The two are among a wider number of individuals believed to have access to classified information and to have it sold to third parties, and further arrests have not been ruled out, police said in a statement. The selling of personal information through health board networks has been investigated by Broadcaster RTL, and it was disclosed to the association of GGD Health Board earlier this month. RTL states that the offer is not just for names, addresses, and mobile and confidential BSN numbers but much more.
The arrests followed an investigation by RTL broadcaster, which uncovered online advertisements for Dutch citizen info, marketed on instant messaging apps such as Telegram, Snapchat, and Wickr. The advertising consisted of images of computer screens containing the details of one or more Dutch people. The broadcaster claimed that they had monitored the screengrabs of two IT systems used by the Dutch Municipal Health Service (GGD), namely CoronIT, which includes specifications of Dutch people taking the COVID-19 exam, and HPzone Light, one of the DDG’s contact-tracing systems.
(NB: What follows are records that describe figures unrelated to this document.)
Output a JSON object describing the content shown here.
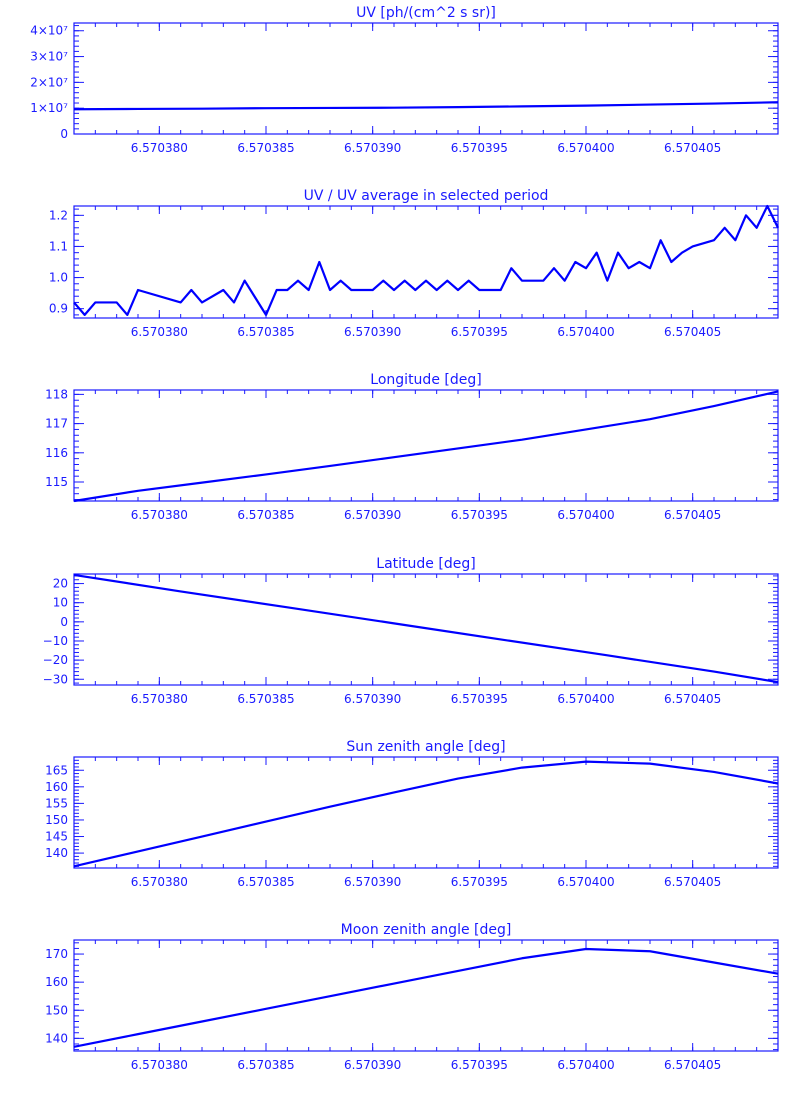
{
  "colors": {
    "accent": "#1a1aff",
    "line": "#0000ff",
    "background": "#ffffff"
  },
  "chart_data": [
    {
      "type": "line",
      "title": "UV [ph/(cm^2 s sr)]",
      "xlabel": "",
      "ylabel": "",
      "xlim": [
        6.570376,
        6.570409
      ],
      "ylim": [
        0,
        43000000
      ],
      "x_ticks": [
        6.57038,
        6.570385,
        6.57039,
        6.570395,
        6.5704,
        6.570405
      ],
      "x_tick_labels": [
        "6.570380",
        "6.570385",
        "6.570390",
        "6.570395",
        "6.570400",
        "6.570405"
      ],
      "y_ticks": [
        0,
        10000000,
        20000000,
        30000000,
        40000000
      ],
      "y_tick_labels": [
        "0",
        "1×10⁷",
        "2×10⁷",
        "3×10⁷",
        "4×10⁷"
      ],
      "grid": false,
      "series": [
        {
          "x": [
            6.570376,
            6.570379,
            6.570382,
            6.570385,
            6.570388,
            6.570391,
            6.570394,
            6.570397,
            6.5704,
            6.570403,
            6.570406,
            6.570409
          ],
          "values": [
            9600000,
            9700000,
            9800000,
            10000000,
            10100000,
            10200000,
            10400000,
            10700000,
            11000000,
            11400000,
            11800000,
            12300000
          ]
        }
      ]
    },
    {
      "type": "line",
      "title": "UV / UV average in selected period",
      "xlabel": "",
      "ylabel": "",
      "xlim": [
        6.570376,
        6.570409
      ],
      "ylim": [
        0.87,
        1.23
      ],
      "x_ticks": [
        6.57038,
        6.570385,
        6.57039,
        6.570395,
        6.5704,
        6.570405
      ],
      "x_tick_labels": [
        "6.570380",
        "6.570385",
        "6.570390",
        "6.570395",
        "6.570400",
        "6.570405"
      ],
      "y_ticks": [
        0.9,
        1.0,
        1.1,
        1.2
      ],
      "y_tick_labels": [
        "0.9",
        "1.0",
        "1.1",
        "1.2"
      ],
      "grid": false,
      "series": [
        {
          "x": [
            6.570376,
            6.5703765,
            6.570377,
            6.570378,
            6.5703785,
            6.570379,
            6.570381,
            6.5703815,
            6.570382,
            6.570383,
            6.5703835,
            6.570384,
            6.570385,
            6.5703855,
            6.570386,
            6.5703865,
            6.570387,
            6.5703875,
            6.570388,
            6.5703885,
            6.570389,
            6.57039,
            6.5703905,
            6.570391,
            6.5703915,
            6.570392,
            6.5703925,
            6.570393,
            6.5703935,
            6.570394,
            6.5703945,
            6.570395,
            6.570396,
            6.5703965,
            6.570397,
            6.570398,
            6.5703985,
            6.570399,
            6.5703995,
            6.5704,
            6.5704005,
            6.570401,
            6.5704015,
            6.570402,
            6.5704025,
            6.570403,
            6.5704035,
            6.570404,
            6.5704045,
            6.570405,
            6.570406,
            6.5704065,
            6.570407,
            6.5704075,
            6.570408,
            6.5704085,
            6.570409
          ],
          "values": [
            0.92,
            0.88,
            0.92,
            0.92,
            0.88,
            0.96,
            0.92,
            0.96,
            0.92,
            0.96,
            0.92,
            0.99,
            0.88,
            0.96,
            0.96,
            0.99,
            0.96,
            1.05,
            0.96,
            0.99,
            0.96,
            0.96,
            0.99,
            0.96,
            0.99,
            0.96,
            0.99,
            0.96,
            0.99,
            0.96,
            0.99,
            0.96,
            0.96,
            1.03,
            0.99,
            0.99,
            1.03,
            0.99,
            1.05,
            1.03,
            1.08,
            0.99,
            1.08,
            1.03,
            1.05,
            1.03,
            1.12,
            1.05,
            1.08,
            1.1,
            1.12,
            1.16,
            1.12,
            1.2,
            1.16,
            1.23,
            1.16
          ]
        }
      ]
    },
    {
      "type": "line",
      "title": "Longitude [deg]",
      "xlabel": "",
      "ylabel": "",
      "xlim": [
        6.570376,
        6.570409
      ],
      "ylim": [
        114.35,
        118.15
      ],
      "x_ticks": [
        6.57038,
        6.570385,
        6.57039,
        6.570395,
        6.5704,
        6.570405
      ],
      "x_tick_labels": [
        "6.570380",
        "6.570385",
        "6.570390",
        "6.570395",
        "6.570400",
        "6.570405"
      ],
      "y_ticks": [
        115,
        116,
        117,
        118
      ],
      "y_tick_labels": [
        "115",
        "116",
        "117",
        "118"
      ],
      "grid": false,
      "series": [
        {
          "x": [
            6.570376,
            6.570379,
            6.570382,
            6.570385,
            6.570388,
            6.570391,
            6.570394,
            6.570397,
            6.5704,
            6.570403,
            6.570406,
            6.570409
          ],
          "values": [
            114.35,
            114.7,
            114.98,
            115.26,
            115.55,
            115.85,
            116.15,
            116.45,
            116.8,
            117.15,
            117.6,
            118.1
          ]
        }
      ]
    },
    {
      "type": "line",
      "title": "Latitude [deg]",
      "xlabel": "",
      "ylabel": "",
      "xlim": [
        6.570376,
        6.570409
      ],
      "ylim": [
        -33,
        25
      ],
      "x_ticks": [
        6.57038,
        6.570385,
        6.57039,
        6.570395,
        6.5704,
        6.570405
      ],
      "x_tick_labels": [
        "6.570380",
        "6.570385",
        "6.570390",
        "6.570395",
        "6.570400",
        "6.570405"
      ],
      "y_ticks": [
        -30,
        -20,
        -10,
        0,
        10,
        20
      ],
      "y_tick_labels": [
        "−30",
        "−20",
        "−10",
        "0",
        "10",
        "20"
      ],
      "grid": false,
      "series": [
        {
          "x": [
            6.570376,
            6.570381,
            6.570386,
            6.570391,
            6.570396,
            6.570401,
            6.570406,
            6.570409
          ],
          "values": [
            24.5,
            15.9,
            7.6,
            -0.8,
            -9.2,
            -17.5,
            -26.0,
            -31.5
          ]
        }
      ]
    },
    {
      "type": "line",
      "title": "Sun zenith angle [deg]",
      "xlabel": "",
      "ylabel": "",
      "xlim": [
        6.570376,
        6.570409
      ],
      "ylim": [
        135.5,
        169
      ],
      "x_ticks": [
        6.57038,
        6.570385,
        6.57039,
        6.570395,
        6.5704,
        6.570405
      ],
      "x_tick_labels": [
        "6.570380",
        "6.570385",
        "6.570390",
        "6.570395",
        "6.570400",
        "6.570405"
      ],
      "y_ticks": [
        140,
        145,
        150,
        155,
        160,
        165
      ],
      "y_tick_labels": [
        "140",
        "145",
        "150",
        "155",
        "160",
        "165"
      ],
      "grid": false,
      "series": [
        {
          "x": [
            6.570376,
            6.570379,
            6.570382,
            6.570385,
            6.570388,
            6.570391,
            6.570394,
            6.570397,
            6.5704,
            6.570403,
            6.570406,
            6.570409
          ],
          "values": [
            136,
            140.5,
            145,
            149.5,
            154,
            158.3,
            162.5,
            165.8,
            167.6,
            167.0,
            164.5,
            161
          ]
        }
      ]
    },
    {
      "type": "line",
      "title": "Moon zenith angle [deg]",
      "xlabel": "",
      "ylabel": "",
      "xlim": [
        6.570376,
        6.570409
      ],
      "ylim": [
        135.5,
        175
      ],
      "x_ticks": [
        6.57038,
        6.570385,
        6.57039,
        6.570395,
        6.5704,
        6.570405
      ],
      "x_tick_labels": [
        "6.570380",
        "6.570385",
        "6.570390",
        "6.570395",
        "6.570400",
        "6.570405"
      ],
      "y_ticks": [
        140,
        150,
        160,
        170
      ],
      "y_tick_labels": [
        "140",
        "150",
        "160",
        "170"
      ],
      "grid": false,
      "series": [
        {
          "x": [
            6.570376,
            6.570379,
            6.570382,
            6.570385,
            6.570388,
            6.570391,
            6.570394,
            6.570397,
            6.5704,
            6.570403,
            6.570406,
            6.570409
          ],
          "values": [
            137,
            141.5,
            146,
            150.5,
            155,
            159.5,
            164,
            168.5,
            171.8,
            171.0,
            167.0,
            163
          ]
        }
      ]
    }
  ]
}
“Some accounts are offering to look for information about a specific person,” RTL said. “That costs between €30 and €50 and will get you someone’s name, email address, phone number, and BSN number.” Other accounts provide wider data sets containing thousands of names or unique characteristics, such as individuals living in Amsterdam or over 50s.
According to a broadcaster, the two perpetrators operated in DDG contact centers, where they had access to COVID-19 official Dutch government networks and databases. The identities of the two defendants, which were expected to appear before the court on 26th January, have not been released: in compliance with Dutch law.
“Because people are working from home, they can easily take photos of their screens. This is one of the issues when your administrative staff is working from home,” Victor Gevers, Chair of the Dutch Institute for Vulnerability Disclosure stated in an interview.